LES FEMMES ECONOMIQUEMENT FAIBLES PRENNENT LA PAROLE

Cet atelier a été organisé par un groupe de femmes économiquement faibles de la région de Halifax, en collaboration avec Joan Brown- Hicks, de la bibliothèque de Halifax (et aussi membre du conseil d'administration du CCPEF). Les membres du comité ont commencé à planifier cet atelier en décrivant leurs problèmes quotidiens, tels la pauvreté, la nécessité d'un emploi rémunéré, l'humiliation engendrée par le système du bien-être social, le besoin d'une vie sociale, d'une meilleure éducation, etc. Il a été décidé que la meilleure façon de sensibiliser les gens à toutes ces difficultés était encore de présenter, sous forme de petites pièces de théâtre, des cas-types tirés d'expériences personnelles.

Cet atelier a décrit de façon flagrante les frustrations de femmes aux prises avec le système du bien-être social, les programmes de création d'emploi, la vie de parent célibataire, et les Centres de la main-d'oeuvre du Canada. On a aussi mis l'accent sur le visuel en présentant, en arrière fonds, une grande toile de l'artiste Bernice Purdy intitulée "At the end of the Rope" (Au bout du rouleau), illustrant de façon touchante la situation quelquefois désespérée d'une mère célibataire vivant du bien-être social.

Voici une liste des cas pressentes dans chaque petite scène:

Scène I

  1. On ne consulte jamais les femmes sur le bien-être social afin d'évaluer combien il leur en coûte véritablement pour vivre. Elles n'ont aucune influence sur le processus de prise, de décision visant déterminer quels sont leurs besoins financiers.

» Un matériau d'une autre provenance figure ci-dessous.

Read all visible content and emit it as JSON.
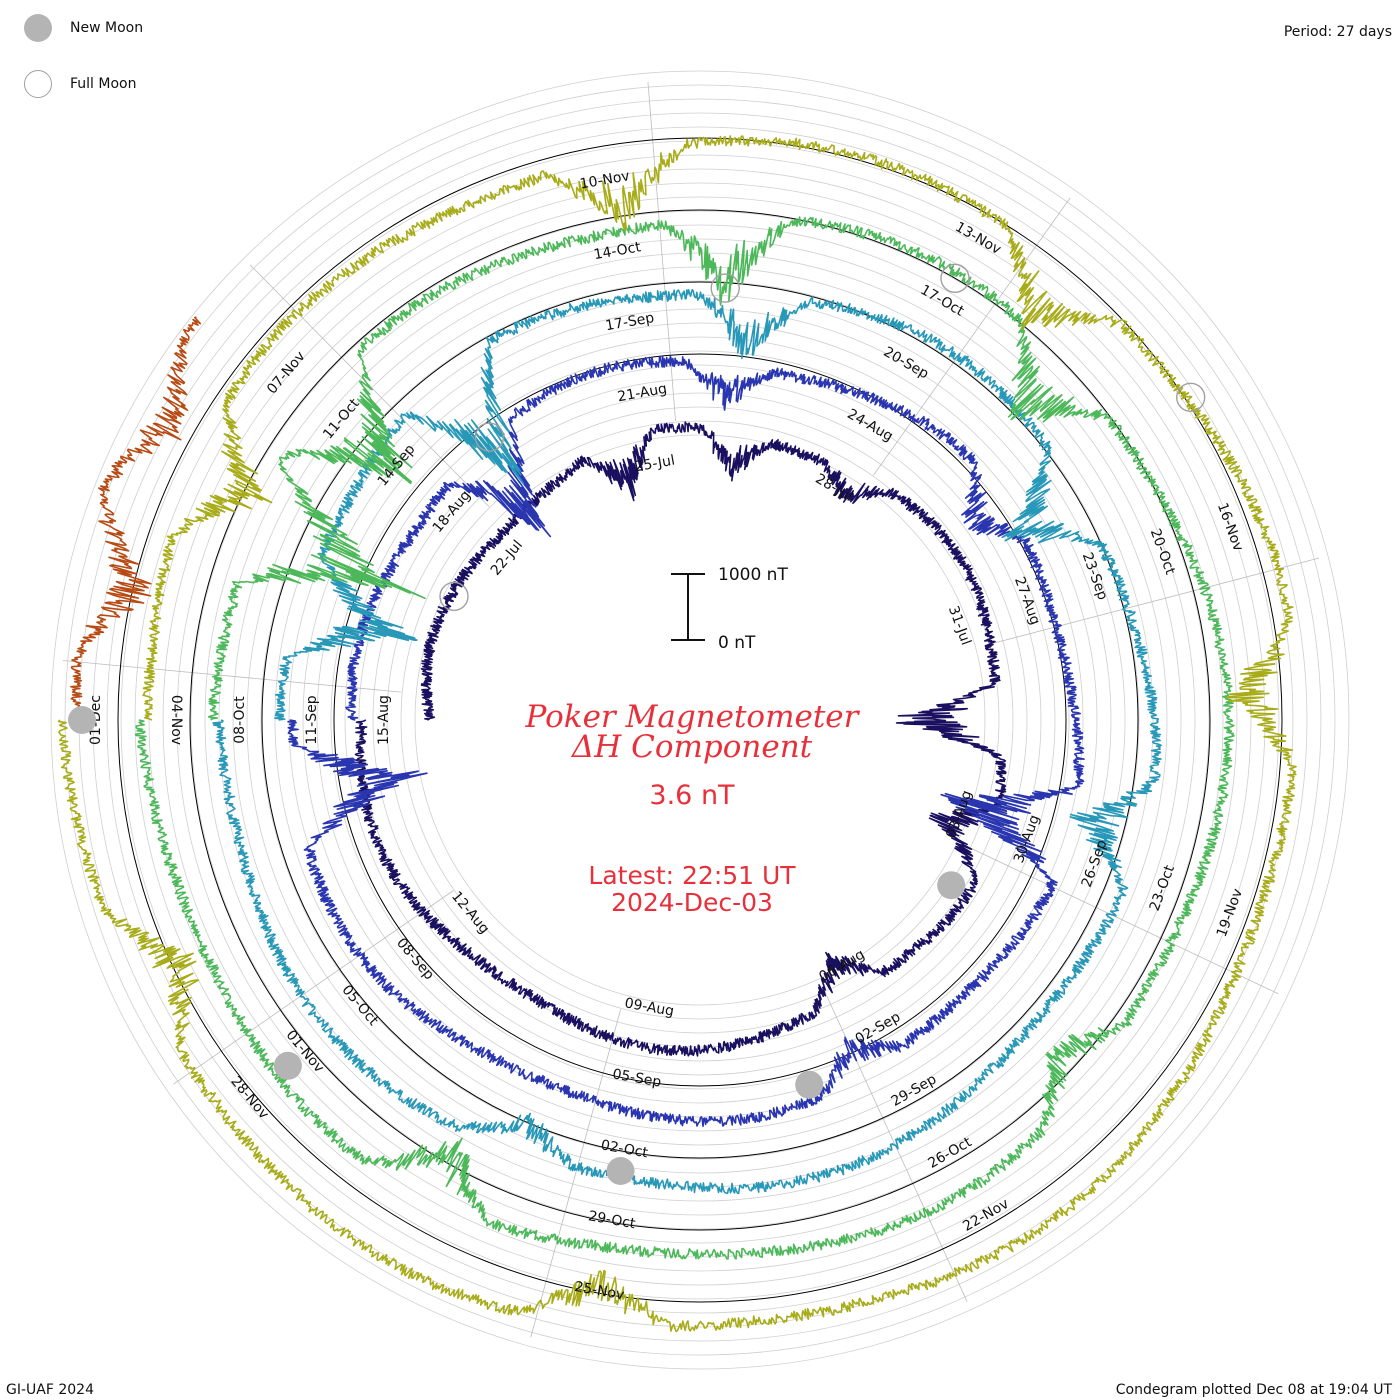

Ainsi, il n'y a aucun lien entre les besoins réels et les sommes allouées. Les assistées sociales sont donc forcées de loger dans des maisons qui ne répondent pas aux normes minimums car elles n'ont pas d'argent pour se payer autre chose.

  2. Les femmes sur le bien-être social qui restent à la maison pour élever leurs enfants devraient recevoir au moins le même montant d'argent que celui alloué aux parents adoptifs qui prennent soin des enfants des autres.

  3. Une femmes sur le bien-être social qui reste à la maison pour prendre soin de ses enfants devrait recevoir un salaire raisonnable pour le travail accompli.

  4. Une femme qui conteste le système de bien-être social et qui fait preuve d'un peu trop d'émotivité ne devrait pas être catalogué comme quelqu'un qui finira bien par accepter ce qui est proposé, une fois calmée.

Scène II

  1. Les programmes de création d'emplois ne sont valables que si les candidates peuvent se trouver du travail permanent par après.

  2. Lorsqu'une personne sur le bien-être social se trouve un emploi, on devrait lui permettre de conserver le dernier chèque versé afin de couvrir les frais additionnels encourus.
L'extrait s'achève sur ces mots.